Scientific Name: Bubalus bubalis Linnaeus, 1758 Common English Name: Swamp Buffalo or Water Buffalo Local Name: Kalabaw (Tagalog); Karabaw (Visayan) Distribution: Africa, Australia, Europe, and Northern Asia, Oceania, South America, and Southern Asia.
A new exhibition at the National Museum of Natural History located in a niche at the stairs’ landing on the 5th level is a family of carabaos from Nueva Ecija that was especially prepared by the museum’s taxidermists and scientists.
Carabaos or swamp buffaloes are large mammals with grey to dark grey color. Adult carabaos weigh from 400 to 500 kilos. They have horns that curve backward forming a letter “C”.

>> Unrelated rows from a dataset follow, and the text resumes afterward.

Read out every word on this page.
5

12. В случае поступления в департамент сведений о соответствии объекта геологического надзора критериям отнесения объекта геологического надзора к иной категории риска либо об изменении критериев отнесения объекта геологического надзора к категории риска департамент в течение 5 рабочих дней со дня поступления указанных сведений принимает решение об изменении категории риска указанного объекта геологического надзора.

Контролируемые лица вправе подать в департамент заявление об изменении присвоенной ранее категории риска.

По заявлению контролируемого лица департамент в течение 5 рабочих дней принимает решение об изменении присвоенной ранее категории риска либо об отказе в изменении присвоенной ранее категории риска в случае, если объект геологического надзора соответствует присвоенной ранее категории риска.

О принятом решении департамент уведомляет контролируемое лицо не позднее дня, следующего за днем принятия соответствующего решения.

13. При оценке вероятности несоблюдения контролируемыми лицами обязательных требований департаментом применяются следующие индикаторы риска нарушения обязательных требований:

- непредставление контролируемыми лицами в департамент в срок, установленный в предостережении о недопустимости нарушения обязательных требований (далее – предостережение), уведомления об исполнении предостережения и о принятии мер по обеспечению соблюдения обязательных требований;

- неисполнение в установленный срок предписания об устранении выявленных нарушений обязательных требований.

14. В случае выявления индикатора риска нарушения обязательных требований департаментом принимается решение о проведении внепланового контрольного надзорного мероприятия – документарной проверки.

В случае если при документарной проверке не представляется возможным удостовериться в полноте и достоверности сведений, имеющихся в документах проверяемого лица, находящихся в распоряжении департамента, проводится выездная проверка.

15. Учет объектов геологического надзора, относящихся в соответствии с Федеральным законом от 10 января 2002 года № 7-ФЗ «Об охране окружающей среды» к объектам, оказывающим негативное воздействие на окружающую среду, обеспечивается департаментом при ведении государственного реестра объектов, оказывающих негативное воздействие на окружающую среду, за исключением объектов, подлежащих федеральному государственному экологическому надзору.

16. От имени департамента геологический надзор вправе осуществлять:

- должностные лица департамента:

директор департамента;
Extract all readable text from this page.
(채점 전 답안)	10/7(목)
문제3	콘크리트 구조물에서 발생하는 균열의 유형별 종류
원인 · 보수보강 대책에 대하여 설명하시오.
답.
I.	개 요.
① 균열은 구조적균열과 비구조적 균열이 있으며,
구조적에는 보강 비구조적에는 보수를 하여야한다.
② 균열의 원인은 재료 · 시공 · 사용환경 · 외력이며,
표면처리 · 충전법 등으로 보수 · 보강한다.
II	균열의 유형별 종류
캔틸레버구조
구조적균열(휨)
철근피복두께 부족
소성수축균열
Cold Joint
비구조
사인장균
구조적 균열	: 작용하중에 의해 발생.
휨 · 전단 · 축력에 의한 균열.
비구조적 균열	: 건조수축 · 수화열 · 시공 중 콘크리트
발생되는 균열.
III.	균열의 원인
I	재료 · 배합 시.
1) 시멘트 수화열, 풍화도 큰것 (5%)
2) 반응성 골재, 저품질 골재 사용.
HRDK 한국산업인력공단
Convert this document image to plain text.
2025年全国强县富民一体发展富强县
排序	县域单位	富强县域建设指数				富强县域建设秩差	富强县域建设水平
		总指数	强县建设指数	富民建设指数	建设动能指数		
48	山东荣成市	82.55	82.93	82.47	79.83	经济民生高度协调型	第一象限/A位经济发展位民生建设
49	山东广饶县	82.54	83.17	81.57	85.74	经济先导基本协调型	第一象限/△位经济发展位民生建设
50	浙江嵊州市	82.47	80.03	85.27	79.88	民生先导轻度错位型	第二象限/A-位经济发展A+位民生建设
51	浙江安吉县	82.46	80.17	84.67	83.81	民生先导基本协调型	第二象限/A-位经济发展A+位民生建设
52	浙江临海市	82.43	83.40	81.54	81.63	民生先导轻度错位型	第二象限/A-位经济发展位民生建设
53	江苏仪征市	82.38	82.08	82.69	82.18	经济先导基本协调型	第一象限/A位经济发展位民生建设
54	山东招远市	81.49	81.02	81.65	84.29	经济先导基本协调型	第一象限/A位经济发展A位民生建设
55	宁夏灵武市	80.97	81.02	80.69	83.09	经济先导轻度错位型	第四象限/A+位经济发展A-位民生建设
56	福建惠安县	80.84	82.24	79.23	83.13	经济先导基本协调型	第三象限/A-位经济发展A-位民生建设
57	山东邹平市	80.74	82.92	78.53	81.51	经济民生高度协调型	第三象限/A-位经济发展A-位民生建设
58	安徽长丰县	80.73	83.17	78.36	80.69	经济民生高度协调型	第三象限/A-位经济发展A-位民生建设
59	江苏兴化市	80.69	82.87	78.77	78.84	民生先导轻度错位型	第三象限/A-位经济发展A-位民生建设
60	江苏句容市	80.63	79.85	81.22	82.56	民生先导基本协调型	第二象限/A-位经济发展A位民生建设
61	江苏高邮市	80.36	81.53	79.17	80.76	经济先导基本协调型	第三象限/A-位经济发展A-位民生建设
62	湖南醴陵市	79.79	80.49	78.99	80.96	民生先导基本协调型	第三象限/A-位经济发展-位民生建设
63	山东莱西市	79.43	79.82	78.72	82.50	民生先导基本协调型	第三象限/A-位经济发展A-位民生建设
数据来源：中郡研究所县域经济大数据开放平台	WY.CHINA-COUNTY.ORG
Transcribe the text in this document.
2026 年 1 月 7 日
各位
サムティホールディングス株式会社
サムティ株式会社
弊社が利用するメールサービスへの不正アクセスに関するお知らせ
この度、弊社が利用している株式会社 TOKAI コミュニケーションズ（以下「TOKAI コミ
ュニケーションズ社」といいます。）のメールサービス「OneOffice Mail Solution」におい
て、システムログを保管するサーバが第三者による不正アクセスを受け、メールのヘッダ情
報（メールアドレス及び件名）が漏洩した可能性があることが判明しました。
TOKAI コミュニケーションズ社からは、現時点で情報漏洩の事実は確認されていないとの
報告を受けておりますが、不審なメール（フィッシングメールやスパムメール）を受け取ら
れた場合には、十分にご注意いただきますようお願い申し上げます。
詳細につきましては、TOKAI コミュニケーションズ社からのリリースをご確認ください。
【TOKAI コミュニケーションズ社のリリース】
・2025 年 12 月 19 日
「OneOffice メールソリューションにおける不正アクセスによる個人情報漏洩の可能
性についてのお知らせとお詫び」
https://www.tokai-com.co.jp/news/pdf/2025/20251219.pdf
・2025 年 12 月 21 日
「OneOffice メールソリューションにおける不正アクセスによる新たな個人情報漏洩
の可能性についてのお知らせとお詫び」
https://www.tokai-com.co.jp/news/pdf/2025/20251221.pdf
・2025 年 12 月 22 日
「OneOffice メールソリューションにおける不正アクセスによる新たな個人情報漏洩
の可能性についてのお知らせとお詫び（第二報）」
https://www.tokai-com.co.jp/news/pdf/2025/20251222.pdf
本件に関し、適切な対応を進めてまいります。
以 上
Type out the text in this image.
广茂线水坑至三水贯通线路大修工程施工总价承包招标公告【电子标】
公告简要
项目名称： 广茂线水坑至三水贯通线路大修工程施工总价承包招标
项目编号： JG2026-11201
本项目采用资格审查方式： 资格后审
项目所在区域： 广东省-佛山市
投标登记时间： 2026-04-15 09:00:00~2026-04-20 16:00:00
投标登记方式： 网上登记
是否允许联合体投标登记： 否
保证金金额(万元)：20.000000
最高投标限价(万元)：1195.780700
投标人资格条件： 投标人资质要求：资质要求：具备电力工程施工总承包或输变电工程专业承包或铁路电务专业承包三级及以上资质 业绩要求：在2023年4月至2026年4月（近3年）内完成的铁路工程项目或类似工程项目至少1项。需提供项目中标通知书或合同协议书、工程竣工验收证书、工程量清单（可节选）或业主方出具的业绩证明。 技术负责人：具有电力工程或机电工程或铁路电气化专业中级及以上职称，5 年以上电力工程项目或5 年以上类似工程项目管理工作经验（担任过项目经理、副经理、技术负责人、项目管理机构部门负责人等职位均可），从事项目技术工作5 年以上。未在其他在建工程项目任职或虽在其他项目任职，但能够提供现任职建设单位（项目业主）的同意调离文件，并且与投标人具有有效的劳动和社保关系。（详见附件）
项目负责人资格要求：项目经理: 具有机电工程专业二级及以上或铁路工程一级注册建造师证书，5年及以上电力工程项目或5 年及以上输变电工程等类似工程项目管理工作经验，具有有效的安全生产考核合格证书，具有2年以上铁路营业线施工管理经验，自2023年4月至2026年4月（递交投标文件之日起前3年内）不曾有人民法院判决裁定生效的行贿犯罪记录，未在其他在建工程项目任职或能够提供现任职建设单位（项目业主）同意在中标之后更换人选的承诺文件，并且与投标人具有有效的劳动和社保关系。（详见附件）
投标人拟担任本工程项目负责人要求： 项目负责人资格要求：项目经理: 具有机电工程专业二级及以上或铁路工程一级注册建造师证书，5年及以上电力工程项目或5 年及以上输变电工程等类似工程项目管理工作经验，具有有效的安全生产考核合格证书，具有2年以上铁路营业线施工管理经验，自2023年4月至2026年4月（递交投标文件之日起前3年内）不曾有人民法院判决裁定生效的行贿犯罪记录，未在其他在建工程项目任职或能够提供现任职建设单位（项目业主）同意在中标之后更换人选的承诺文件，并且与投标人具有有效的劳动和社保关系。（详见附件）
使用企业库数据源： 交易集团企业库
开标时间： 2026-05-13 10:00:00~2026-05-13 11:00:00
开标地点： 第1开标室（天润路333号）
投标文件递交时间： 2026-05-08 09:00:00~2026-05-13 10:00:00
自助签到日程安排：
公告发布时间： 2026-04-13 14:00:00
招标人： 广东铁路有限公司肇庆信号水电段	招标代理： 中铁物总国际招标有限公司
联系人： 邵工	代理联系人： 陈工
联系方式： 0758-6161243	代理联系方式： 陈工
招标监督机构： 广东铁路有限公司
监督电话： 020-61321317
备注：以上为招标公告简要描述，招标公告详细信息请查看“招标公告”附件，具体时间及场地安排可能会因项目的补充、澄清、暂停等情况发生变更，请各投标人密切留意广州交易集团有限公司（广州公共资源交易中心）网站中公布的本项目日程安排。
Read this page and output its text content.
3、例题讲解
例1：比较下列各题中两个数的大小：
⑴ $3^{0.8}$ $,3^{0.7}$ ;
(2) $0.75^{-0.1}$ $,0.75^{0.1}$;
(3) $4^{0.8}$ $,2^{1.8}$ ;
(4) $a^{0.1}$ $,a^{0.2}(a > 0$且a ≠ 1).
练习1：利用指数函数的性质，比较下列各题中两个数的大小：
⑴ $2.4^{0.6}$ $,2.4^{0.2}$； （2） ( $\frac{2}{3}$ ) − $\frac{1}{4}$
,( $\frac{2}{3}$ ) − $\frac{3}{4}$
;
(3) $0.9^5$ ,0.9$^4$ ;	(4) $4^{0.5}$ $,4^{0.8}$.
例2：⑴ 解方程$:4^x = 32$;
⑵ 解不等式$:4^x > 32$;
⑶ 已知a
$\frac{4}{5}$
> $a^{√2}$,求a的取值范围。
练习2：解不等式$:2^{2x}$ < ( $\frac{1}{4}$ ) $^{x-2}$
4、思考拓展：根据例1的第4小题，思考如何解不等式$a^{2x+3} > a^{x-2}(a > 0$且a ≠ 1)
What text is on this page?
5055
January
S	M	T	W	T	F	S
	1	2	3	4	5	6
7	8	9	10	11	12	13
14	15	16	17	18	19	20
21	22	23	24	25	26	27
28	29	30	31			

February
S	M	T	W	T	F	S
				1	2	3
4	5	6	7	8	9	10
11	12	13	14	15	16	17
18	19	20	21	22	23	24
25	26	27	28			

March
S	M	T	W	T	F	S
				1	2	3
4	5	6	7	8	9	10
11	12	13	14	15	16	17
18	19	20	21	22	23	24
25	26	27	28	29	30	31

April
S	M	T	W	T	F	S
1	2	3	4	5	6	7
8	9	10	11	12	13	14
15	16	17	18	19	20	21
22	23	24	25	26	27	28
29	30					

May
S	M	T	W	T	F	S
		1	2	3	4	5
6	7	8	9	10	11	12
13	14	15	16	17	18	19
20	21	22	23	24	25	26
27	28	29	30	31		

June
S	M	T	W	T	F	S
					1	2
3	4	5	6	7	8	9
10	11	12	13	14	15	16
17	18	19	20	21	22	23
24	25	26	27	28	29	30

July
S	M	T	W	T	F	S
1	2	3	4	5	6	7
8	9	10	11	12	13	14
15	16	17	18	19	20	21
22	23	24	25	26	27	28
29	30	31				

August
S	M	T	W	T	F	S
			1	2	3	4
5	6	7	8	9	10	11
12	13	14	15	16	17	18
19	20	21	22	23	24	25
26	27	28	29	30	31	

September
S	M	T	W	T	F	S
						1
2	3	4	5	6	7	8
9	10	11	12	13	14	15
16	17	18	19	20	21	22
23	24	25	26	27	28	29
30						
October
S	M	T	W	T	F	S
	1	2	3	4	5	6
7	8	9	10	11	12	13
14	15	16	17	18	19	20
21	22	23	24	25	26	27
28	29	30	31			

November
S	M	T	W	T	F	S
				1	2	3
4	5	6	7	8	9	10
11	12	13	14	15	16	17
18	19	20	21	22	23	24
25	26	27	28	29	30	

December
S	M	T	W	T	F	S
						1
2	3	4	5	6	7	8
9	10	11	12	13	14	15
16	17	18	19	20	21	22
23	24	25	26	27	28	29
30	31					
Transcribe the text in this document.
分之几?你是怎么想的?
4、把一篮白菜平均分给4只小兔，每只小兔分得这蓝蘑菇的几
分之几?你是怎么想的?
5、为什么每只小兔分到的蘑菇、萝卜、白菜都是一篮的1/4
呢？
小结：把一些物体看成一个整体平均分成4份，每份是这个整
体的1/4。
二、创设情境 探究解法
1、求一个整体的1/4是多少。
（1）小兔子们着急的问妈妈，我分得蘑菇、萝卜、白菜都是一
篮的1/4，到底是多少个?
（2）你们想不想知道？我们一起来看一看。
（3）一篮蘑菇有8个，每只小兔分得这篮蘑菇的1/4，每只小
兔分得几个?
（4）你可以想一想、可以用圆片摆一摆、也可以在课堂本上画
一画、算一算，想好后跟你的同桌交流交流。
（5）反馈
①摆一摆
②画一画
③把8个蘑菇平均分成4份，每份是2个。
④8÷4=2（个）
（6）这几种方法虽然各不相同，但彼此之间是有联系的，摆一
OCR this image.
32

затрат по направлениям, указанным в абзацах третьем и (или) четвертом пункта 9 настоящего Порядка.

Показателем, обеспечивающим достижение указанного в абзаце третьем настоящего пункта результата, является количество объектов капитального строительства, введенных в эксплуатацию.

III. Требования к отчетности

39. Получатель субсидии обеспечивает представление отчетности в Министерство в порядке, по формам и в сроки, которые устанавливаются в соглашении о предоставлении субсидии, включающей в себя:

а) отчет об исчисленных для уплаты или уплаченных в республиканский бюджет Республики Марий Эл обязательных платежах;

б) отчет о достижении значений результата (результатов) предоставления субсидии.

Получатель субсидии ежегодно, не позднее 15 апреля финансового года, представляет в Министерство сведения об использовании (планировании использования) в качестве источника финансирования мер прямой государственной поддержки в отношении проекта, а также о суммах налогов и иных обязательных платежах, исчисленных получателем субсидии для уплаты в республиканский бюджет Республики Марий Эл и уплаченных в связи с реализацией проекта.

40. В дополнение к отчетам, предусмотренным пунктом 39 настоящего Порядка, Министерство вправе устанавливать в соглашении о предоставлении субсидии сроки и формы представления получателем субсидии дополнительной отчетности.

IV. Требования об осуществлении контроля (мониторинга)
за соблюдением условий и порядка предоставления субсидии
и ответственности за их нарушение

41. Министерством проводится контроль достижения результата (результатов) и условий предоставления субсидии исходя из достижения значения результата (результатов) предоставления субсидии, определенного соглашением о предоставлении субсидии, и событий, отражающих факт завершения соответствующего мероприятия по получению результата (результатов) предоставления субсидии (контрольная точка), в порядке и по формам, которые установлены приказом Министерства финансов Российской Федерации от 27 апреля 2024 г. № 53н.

Carabaos symbolize the Asian way of life and were introduced in the Philippines around 300 BC by Malay and Chinese settlers. In the rural areas, they are very valuable in agriculture. Their heavy build is well suited for the hard labor in the rice fields. They serve as “living tractors” that help farmers in plowing and harrowing the muddy rice paddies.
Economically, carabaos are a major contributor to the Philippine agriculture. They also provide meat and dairy products, hide, sustainable farming, and transportation in remote rural areas in the Philippines. In some northern communities in the mountain regions of Luzon, they are part of prestige feasts that validate the social status of the upper rank. Rituals such as weddings, healing or other rites of passage allow heads of slaughtered carabaos to be displayed prominently as part of offerings to spirits.
In some rural towns in the Philippine lowlands, a carabao festival is held during May to pay tribute to the patron saint of Filipino farmers, Saint Isidore, and the hard-working carabaos as well.
Although they are well adapted to hot and humid weather, they are also vulnerable to thermal stress. To cool off and reduce heat, carabaos often dip in the river or wallow in the mud. They also coat their huge body with mud to protect them from heat and insect bites.